Why we need AI more than ever
Traditional technologies (such as infrared-guide sorters and mechanical systems for waste disposal) were certainly a valuable tool, but still not smart enough to get the job done alone.
Why? Let me explain…
After sorting, processing, and packaging the recyclable materials, MRFs (material recycling facilities) can sell what they got to brokers or manufacturing facilities.
The process can seem pretty straightforward, but believe me, it’s not!
Brokers are difficult clients
Buyers are very selective and accept the materials according to specific requirements. For example, they could refuse materials that risk being food-contaminated.
This means, for example, that the MRF won’t be able to sell a plastic bottle and a plastic package of delicious prosciutto to the same broker, even if these materials are indistinguishable from the electronic eyes of an infrared camera.
That’s why we still need teams of human workers to watch over the action of the machines, preventing pizza boxes from ending up with used ketchup bottles.
NO KETCHUP WITH PIZZA. NEVER. EVEN IN DEATH.
Working in recycling facilities is a hard job
So, we service the machines with human operators and everything is solved. Right? Hey, not so fast!
Another issue to consider is the safety of workers in the field of waste recycling, who are much more at risk of injury than the average, according to research from the University of Illinois.

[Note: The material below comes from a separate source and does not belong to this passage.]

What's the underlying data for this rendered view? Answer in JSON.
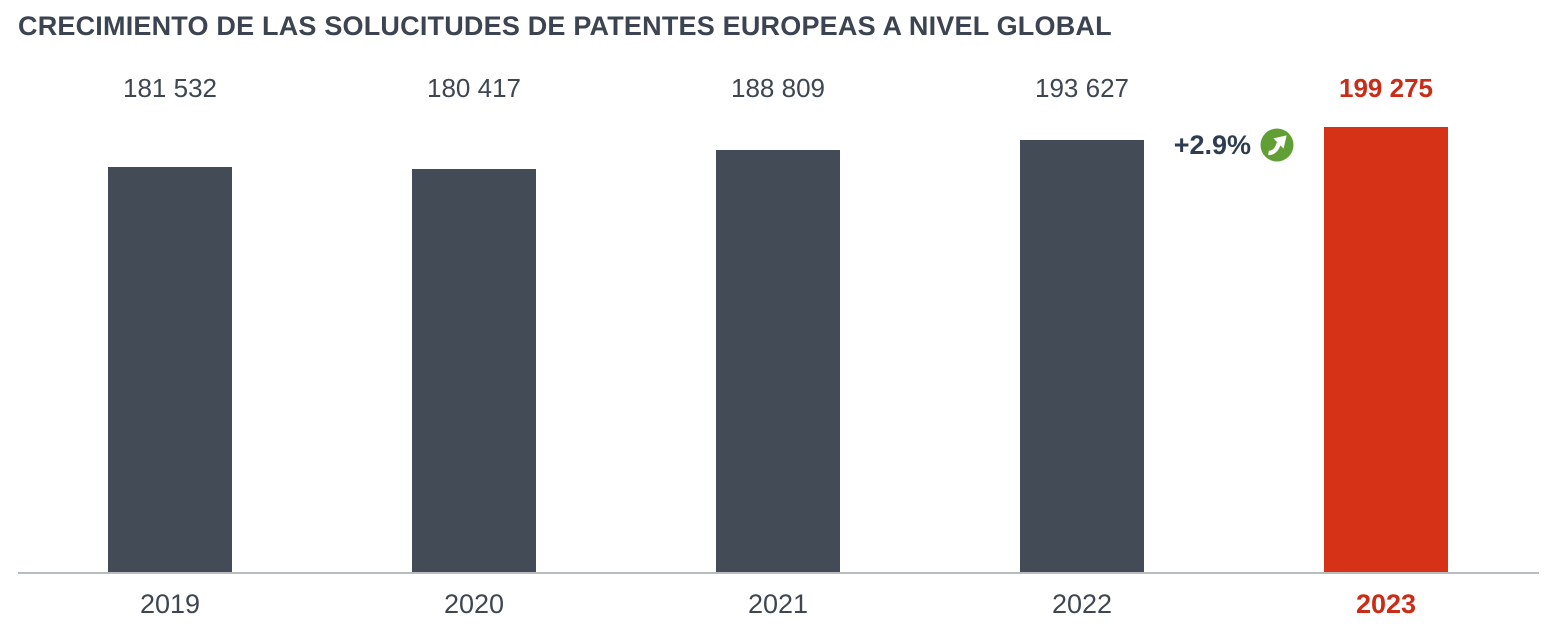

Beyond that, we’re talking about a particularly hard, repetitive, and boring, albeit well-paid, job, carried out in a working environment that is certainly not healthy.
That’s why employee turnover in modern recycling centers is so high and companies struggle to find new workers.

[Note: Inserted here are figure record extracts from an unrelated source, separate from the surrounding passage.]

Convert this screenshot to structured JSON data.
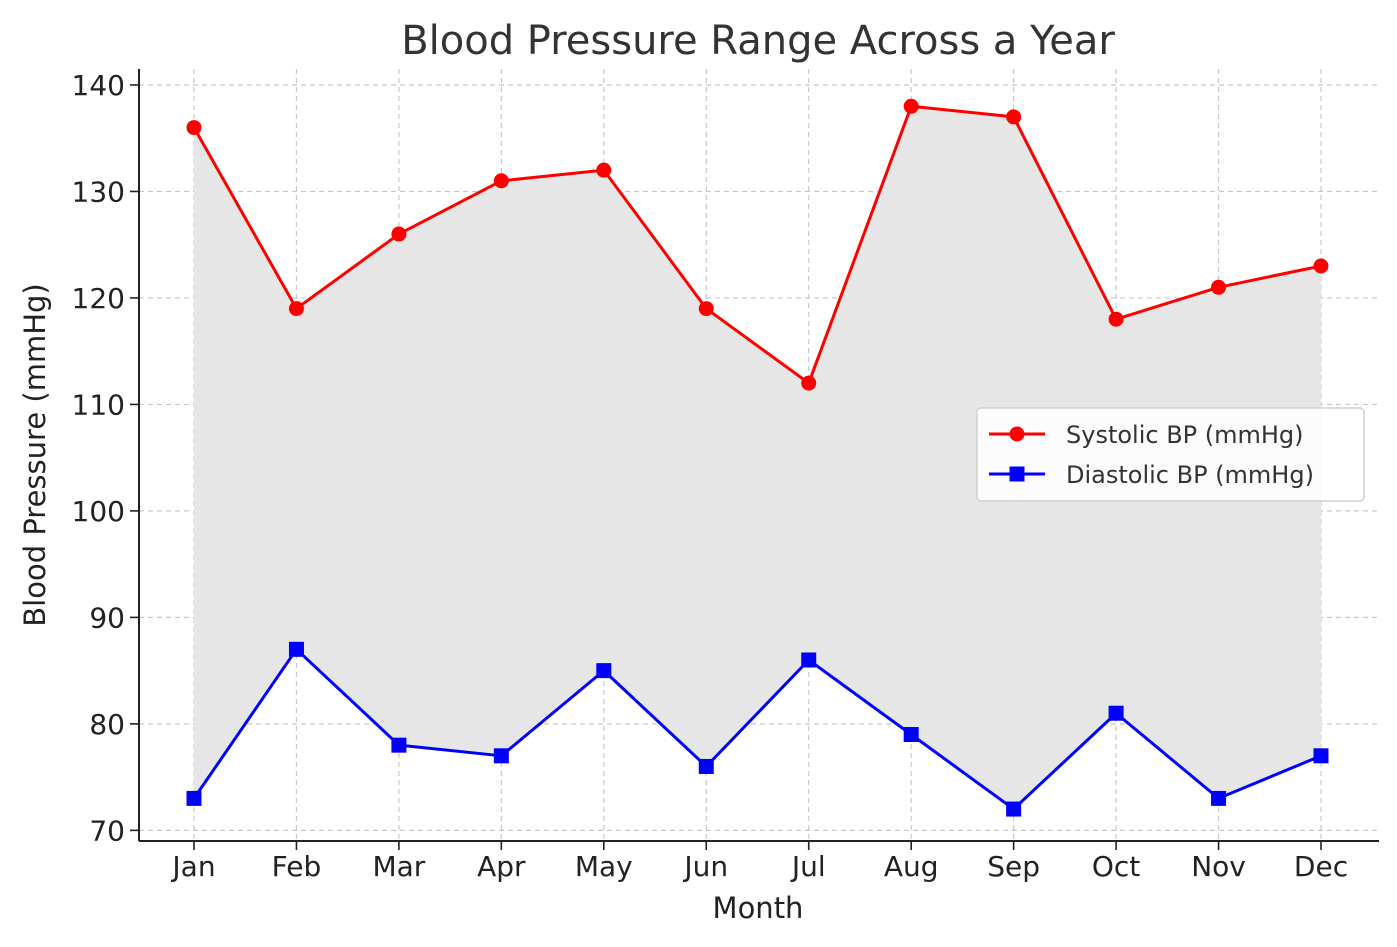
{
  "chart_data": {
    "type": "line",
    "title": "Blood Pressure Range Across a Year",
    "xlabel": "Month",
    "ylabel": "Blood Pressure (mmHg)",
    "categories": [
      "Jan",
      "Feb",
      "Mar",
      "Apr",
      "May",
      "Jun",
      "Jul",
      "Aug",
      "Sep",
      "Oct",
      "Nov",
      "Dec"
    ],
    "ylim": [
      69,
      141.5
    ],
    "yticks": [
      70,
      80,
      90,
      100,
      110,
      120,
      130,
      140
    ],
    "grid": true,
    "legend_position": "center-right",
    "fill_between": {
      "color": "#e6e6e6"
    },
    "series": [
      {
        "name": "Systolic BP (mmHg)",
        "color": "#ff0000",
        "marker": "circle",
        "values": [
          136,
          119,
          126,
          131,
          132,
          119,
          112,
          138,
          137,
          118,
          121,
          123
        ]
      },
      {
        "name": "Diastolic BP (mmHg)",
        "color": "#0000ff",
        "marker": "square",
        "values": [
          73,
          87,
          78,
          77,
          85,
          76,
          86,
          79,
          72,
          81,
          73,
          77
        ]
      }
    ]
  }
}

Of course, even the fact that every mother points out waste workers as “what you will become if you don’t study” does not improve the reputation of these jobs…
“Another issue to consider is the safety of workers in the field of waste recycling, who are much more at risk of injury than the average.”

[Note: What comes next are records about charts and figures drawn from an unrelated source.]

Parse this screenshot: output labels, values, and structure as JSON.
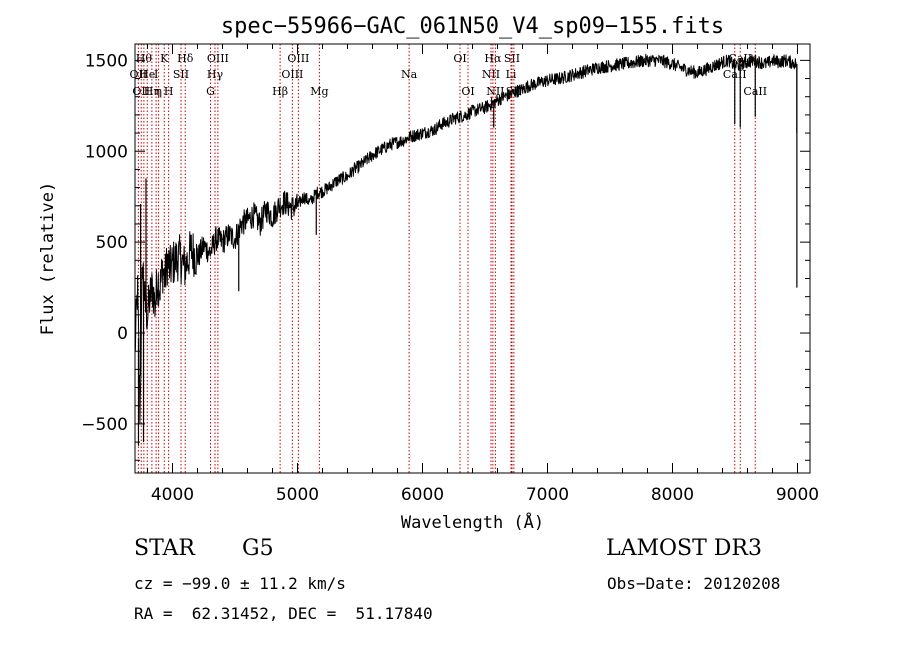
{
  "chart_data": {
    "type": "line",
    "title": "spec−55966−GAC_061N50_V4_sp09−155.fits",
    "xlabel": "Wavelength (Å)",
    "ylabel": "Flux (relative)",
    "xlim": [
      3700,
      9100
    ],
    "ylim": [
      -770,
      1590
    ],
    "xticks": [
      4000,
      5000,
      6000,
      7000,
      8000,
      9000
    ],
    "xtick_labels": [
      "4000",
      "5000",
      "6000",
      "7000",
      "8000",
      "9000"
    ],
    "yticks": [
      -500,
      0,
      500,
      1000,
      1500
    ],
    "ytick_labels": [
      "−500",
      "0",
      "500",
      "1000",
      "1500"
    ],
    "grid": false,
    "line_color": "#000000",
    "marker_color": "#cc0000",
    "series": [
      {
        "name": "Flux",
        "x": [
          3700,
          3720,
          3740,
          3760,
          3780,
          3800,
          3820,
          3840,
          3860,
          3880,
          3900,
          3920,
          3940,
          3960,
          3980,
          4000,
          4050,
          4100,
          4150,
          4200,
          4250,
          4300,
          4350,
          4400,
          4450,
          4500,
          4550,
          4600,
          4650,
          4700,
          4750,
          4800,
          4850,
          4900,
          4950,
          5000,
          5050,
          5100,
          5150,
          5200,
          5250,
          5300,
          5350,
          5400,
          5450,
          5500,
          5550,
          5600,
          5650,
          5700,
          5750,
          5800,
          5850,
          5900,
          5950,
          6000,
          6050,
          6100,
          6150,
          6200,
          6250,
          6300,
          6350,
          6400,
          6450,
          6500,
          6550,
          6600,
          6650,
          6700,
          6750,
          6800,
          6850,
          6900,
          6950,
          7000,
          7100,
          7200,
          7300,
          7400,
          7500,
          7600,
          7700,
          7800,
          7900,
          8000,
          8100,
          8200,
          8300,
          8400,
          8450,
          8500,
          8550,
          8600,
          8650,
          8700,
          8750,
          8800,
          8850,
          8900,
          8950,
          8990
        ],
        "y": [
          -100,
          250,
          -450,
          400,
          150,
          100,
          200,
          250,
          150,
          300,
          250,
          350,
          300,
          400,
          350,
          380,
          420,
          360,
          460,
          410,
          480,
          440,
          520,
          500,
          540,
          520,
          600,
          620,
          650,
          600,
          680,
          640,
          700,
          720,
          690,
          700,
          750,
          720,
          770,
          780,
          800,
          830,
          850,
          860,
          900,
          920,
          950,
          980,
          1000,
          1020,
          1040,
          1050,
          1060,
          1080,
          1090,
          1100,
          1110,
          1120,
          1150,
          1160,
          1180,
          1190,
          1200,
          1220,
          1230,
          1240,
          1260,
          1280,
          1300,
          1310,
          1330,
          1340,
          1360,
          1370,
          1380,
          1390,
          1400,
          1420,
          1440,
          1460,
          1470,
          1480,
          1490,
          1500,
          1500,
          1480,
          1450,
          1430,
          1460,
          1490,
          1500,
          1470,
          1480,
          1490,
          1500,
          1490,
          1480,
          1500,
          1490,
          1500,
          1490,
          1480
        ]
      }
    ],
    "spikes": [
      {
        "x": 3728,
        "y": -620
      },
      {
        "x": 3745,
        "y": 710
      },
      {
        "x": 3768,
        "y": -600
      },
      {
        "x": 3788,
        "y": 850
      },
      {
        "x": 4530,
        "y": 230
      },
      {
        "x": 5150,
        "y": 540
      },
      {
        "x": 5890,
        "y": 1060
      },
      {
        "x": 6570,
        "y": 1130
      },
      {
        "x": 8498,
        "y": 1150
      },
      {
        "x": 8542,
        "y": 1130
      },
      {
        "x": 8662,
        "y": 1190
      },
      {
        "x": 8995,
        "y": 1100
      },
      {
        "x": 8995,
        "y": 250
      }
    ],
    "line_markers": [
      {
        "x": 3727,
        "row": 1,
        "label": "OII"
      },
      {
        "x": 3750,
        "row": 2,
        "label": "OII"
      },
      {
        "x": 3771,
        "row": 0,
        "label": "Hθ"
      },
      {
        "x": 3798,
        "row": 1,
        "label": "He"
      },
      {
        "x": 3835,
        "row": 2,
        "label": "Hη"
      },
      {
        "x": 3869,
        "row": 1,
        "label": "I"
      },
      {
        "x": 3889,
        "row": 2,
        "label": "η"
      },
      {
        "x": 3934,
        "row": 0,
        "label": "K"
      },
      {
        "x": 3969,
        "row": 2,
        "label": "H"
      },
      {
        "x": 4068,
        "row": 1,
        "label": "SII"
      },
      {
        "x": 4102,
        "row": 0,
        "label": "Hδ"
      },
      {
        "x": 4304,
        "row": 2,
        "label": "G"
      },
      {
        "x": 4340,
        "row": 1,
        "label": "Hγ"
      },
      {
        "x": 4363,
        "row": 0,
        "label": "OIII"
      },
      {
        "x": 4861,
        "row": 2,
        "label": "Hβ"
      },
      {
        "x": 4959,
        "row": 1,
        "label": "OIII"
      },
      {
        "x": 5007,
        "row": 0,
        "label": "OIII"
      },
      {
        "x": 5175,
        "row": 2,
        "label": "Mg"
      },
      {
        "x": 5893,
        "row": 1,
        "label": "Na"
      },
      {
        "x": 6300,
        "row": 0,
        "label": "OI"
      },
      {
        "x": 6364,
        "row": 2,
        "label": "OI"
      },
      {
        "x": 6548,
        "row": 1,
        "label": "NII"
      },
      {
        "x": 6563,
        "row": 0,
        "label": "Hα"
      },
      {
        "x": 6583,
        "row": 2,
        "label": "NII"
      },
      {
        "x": 6708,
        "row": 1,
        "label": "Li"
      },
      {
        "x": 6716,
        "row": 0,
        "label": "SII"
      },
      {
        "x": 6731,
        "row": 2,
        "label": "SII"
      },
      {
        "x": 8498,
        "row": 1,
        "label": "CaII"
      },
      {
        "x": 8542,
        "row": 0,
        "label": "CaII"
      },
      {
        "x": 8662,
        "row": 2,
        "label": "CaII"
      }
    ]
  },
  "info": {
    "object_class": "STAR",
    "subclass": "G5",
    "survey": "LAMOST DR3",
    "redshift_text": "cz = −99.0 ± 11.2 km/s",
    "obs_date_text": "Obs−Date: 20120208",
    "coords_text": "RA =  62.31452, DEC =  51.17840"
  }
}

Let others handle your garbage (?)
In the past years, the problems described above have been partially compensated by delegating the assignment to foreign countries, which dealt with both recycling and landfill storage.
And by “foreign countries” I essentially mean developing countries ready to pocket money to do the (literally) dirty work.
But like a hydra that grows many heads after cutting off one, the solution has also been the source of further problems.
First, recycling techniques were often not up to Western standards and, as a result, raw materials received back from foreign companies were often contaminated or of poor quality.
Secondly, such a choice has made America and Europe dependent on external agents, primarily China. That worked until China said: “not anymore” in 2018.
China doesn’t want bad quality waste
For many years, China has been committed to recycling much of its waste from the United States, for example by turning plastics into pellets.
The problem was that more and more garbage was sent without being previously and properly sorted. It is estimated that a quarter of the material received was not recyclable and therefore had to be buried or incinerated.
Consequently, the Chinese government determined that only cargoes containing up to half a percent of contaminated materials (such as food packages) would be accepted.
From great crises come great technologies
The challenges associated with waste disposal and the optimization of recycling operations have led companies to seek technologically advanced solutions based on AI and machine learning.
Great steps have already been taken in this direction. For example, robots have become much cheaper and more efficient at sorting waste on conveyor belts, going from around 40 to over 80 items per minute in just two years.
This means that over the years machines will be able to take on more and more tasks and lighten the human workload.
However, this does not mean that artificial intelligence can reduce the amount of waste that goes to landfills or lead people to a more sustainable lifestyle.
For that, we need education, a long-term vision, and a little bit of HUMAN intelligence.